MRI is a nonspecific technique but helpful in preoperative evaluation [3, 4]. Depending on the type of reaction, different MRI representations are possible. In an exudative response abcedation and fistulisation show a diffusion-restricted lesion with a thick contrast-enhancing wall surrounded by oedematous changes. In an aseptic fibrous response the mass presents with a thick, sharply delineated, sometimes nodular contrast-enhancing wall without surrounding soft tissue alterations. Internally the lesion is heterogeneous on T2, T1 homogeneous iso/hypo-intense and not diffusion-restricted [2].
More advanced MRI techniques such as perfusion imaging are not helpful in further characterisation but can help in distinguishing benign from malignant lesions and direct biopsy [3, 4].
Outcome:
Patients with a textiloma have a good prognosis and undergo surgery to remove the foreign body even if it’s asymptomatic due to their risk for migration and superinfection.
Take Home Message / Teaching Points:
Textilomas are rare but should be considered in postoperative patients with a chronic, aseptic soft tissue swelling.
Imaging is nonspecific in most cases, except when a radio-opaque marker is present, and thus should be closely correlated with clinical findings.
Written informed patient consent for publication has been obtained.
Textiloma/gossypiboma
This work is licensed under a Creative Commons Attribution-NonCommercial-ShareAlike 4.0 International License.
Based on the provided X-ray, ultrasound, and MRI images, a mass-like lesion is apparent in the mid-segment of the left fibula. Specific findings are as follows:
Considering the patient’s history (fibular graft surgery 34 years ago) and current imaging findings (no significant symptoms or abnormal laboratory results), the following differential diagnoses are proposed:
Synthesizing the patient’s surgical history, the stability of the lesion (no significant change over decades), and the imaging characteristics (thick-walled, internal “cotton-like” heterogeneous signals, clear margins), along with the appearance of the material upon removal consistent with gauze fragments, the most likely diagnosis is:
Retained surgical gauze (Textiloma).
Should any mass remain unremoved or if the diagnosis remains uncertain, surgical removal or biopsy may be performed to confirm the diagnosis and exclude other pathologies.

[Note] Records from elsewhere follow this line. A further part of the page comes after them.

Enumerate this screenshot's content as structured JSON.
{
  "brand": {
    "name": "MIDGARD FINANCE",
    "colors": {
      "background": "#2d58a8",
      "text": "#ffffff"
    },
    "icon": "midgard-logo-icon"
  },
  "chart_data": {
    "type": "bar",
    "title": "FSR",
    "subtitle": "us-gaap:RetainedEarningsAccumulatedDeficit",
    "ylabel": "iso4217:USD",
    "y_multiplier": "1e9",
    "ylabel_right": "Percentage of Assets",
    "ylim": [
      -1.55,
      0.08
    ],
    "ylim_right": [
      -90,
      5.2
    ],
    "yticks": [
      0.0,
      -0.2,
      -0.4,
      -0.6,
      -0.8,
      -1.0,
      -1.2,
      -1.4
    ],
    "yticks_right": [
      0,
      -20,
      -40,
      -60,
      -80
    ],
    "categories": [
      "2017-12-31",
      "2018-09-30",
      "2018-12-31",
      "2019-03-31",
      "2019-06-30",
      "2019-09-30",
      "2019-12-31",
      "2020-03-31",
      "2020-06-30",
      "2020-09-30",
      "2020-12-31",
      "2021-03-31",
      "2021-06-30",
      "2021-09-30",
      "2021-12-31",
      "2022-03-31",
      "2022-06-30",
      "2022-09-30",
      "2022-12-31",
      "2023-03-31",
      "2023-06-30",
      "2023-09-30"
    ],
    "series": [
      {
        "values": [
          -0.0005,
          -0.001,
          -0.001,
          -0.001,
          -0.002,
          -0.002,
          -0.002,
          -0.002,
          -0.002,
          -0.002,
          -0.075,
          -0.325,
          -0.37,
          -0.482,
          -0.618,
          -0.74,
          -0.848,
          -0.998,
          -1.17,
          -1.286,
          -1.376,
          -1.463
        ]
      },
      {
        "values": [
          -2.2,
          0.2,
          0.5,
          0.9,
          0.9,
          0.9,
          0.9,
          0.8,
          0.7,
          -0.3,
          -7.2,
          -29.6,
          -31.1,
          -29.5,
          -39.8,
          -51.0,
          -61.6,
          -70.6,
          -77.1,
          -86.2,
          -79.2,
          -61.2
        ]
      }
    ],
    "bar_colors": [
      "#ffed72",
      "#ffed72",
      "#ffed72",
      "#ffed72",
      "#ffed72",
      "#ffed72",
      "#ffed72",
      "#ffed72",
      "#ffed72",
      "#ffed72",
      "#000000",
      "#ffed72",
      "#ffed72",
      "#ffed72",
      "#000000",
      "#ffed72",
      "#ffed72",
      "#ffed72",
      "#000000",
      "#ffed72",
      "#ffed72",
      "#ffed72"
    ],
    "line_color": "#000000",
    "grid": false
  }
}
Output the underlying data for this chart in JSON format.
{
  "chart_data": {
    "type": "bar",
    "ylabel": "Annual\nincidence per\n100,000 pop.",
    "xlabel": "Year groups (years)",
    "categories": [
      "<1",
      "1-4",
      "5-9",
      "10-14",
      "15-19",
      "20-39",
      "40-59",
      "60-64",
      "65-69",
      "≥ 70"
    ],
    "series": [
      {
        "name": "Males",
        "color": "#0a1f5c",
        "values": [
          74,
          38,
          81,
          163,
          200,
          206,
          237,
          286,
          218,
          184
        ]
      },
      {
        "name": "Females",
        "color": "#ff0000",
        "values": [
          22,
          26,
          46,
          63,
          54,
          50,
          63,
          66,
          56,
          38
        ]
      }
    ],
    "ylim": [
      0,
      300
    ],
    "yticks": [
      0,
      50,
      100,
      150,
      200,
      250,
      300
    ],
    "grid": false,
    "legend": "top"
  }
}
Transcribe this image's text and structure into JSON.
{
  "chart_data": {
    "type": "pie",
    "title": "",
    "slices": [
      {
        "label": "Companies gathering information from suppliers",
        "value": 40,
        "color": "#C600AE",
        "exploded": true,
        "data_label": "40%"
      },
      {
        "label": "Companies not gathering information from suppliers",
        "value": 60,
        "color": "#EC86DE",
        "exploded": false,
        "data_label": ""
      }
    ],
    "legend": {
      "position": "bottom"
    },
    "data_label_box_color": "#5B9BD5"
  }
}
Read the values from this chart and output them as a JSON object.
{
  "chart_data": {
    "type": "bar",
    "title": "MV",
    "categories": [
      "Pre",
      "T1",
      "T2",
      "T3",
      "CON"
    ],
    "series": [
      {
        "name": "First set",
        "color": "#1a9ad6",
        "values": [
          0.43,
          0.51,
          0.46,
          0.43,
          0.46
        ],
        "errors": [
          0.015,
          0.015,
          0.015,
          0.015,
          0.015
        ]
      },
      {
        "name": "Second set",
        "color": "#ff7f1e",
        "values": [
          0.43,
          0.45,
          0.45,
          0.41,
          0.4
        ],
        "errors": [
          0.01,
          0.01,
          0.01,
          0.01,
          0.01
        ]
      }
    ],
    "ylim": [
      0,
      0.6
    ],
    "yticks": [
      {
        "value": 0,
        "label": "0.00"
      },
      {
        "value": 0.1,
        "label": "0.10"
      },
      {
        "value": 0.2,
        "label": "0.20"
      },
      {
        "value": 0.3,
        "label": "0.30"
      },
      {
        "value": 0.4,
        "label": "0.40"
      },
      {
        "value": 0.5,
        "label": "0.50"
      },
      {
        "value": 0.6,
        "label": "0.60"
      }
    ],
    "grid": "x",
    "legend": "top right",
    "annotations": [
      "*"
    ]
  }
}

Postoperative rehabilitation should follow a gradual and individualized principle (FITT-VP, i.e., Frequency, Intensity, Time, Type, Volume, and Progression):
Throughout rehabilitation, it is important to give special attention to bone health and the healing of local soft tissues. If the patient has other underlying conditions (e.g., cardiovascular disease, diabetes), exercise intensity should be adjusted accordingly, and vital signs and glucose levels should be monitored.
This report is a reference analysis based on the available information and does not replace an in-person consultation or a professional doctor’s direct diagnosis and treatment. Please follow the advice of a specialist for specific treatment plans.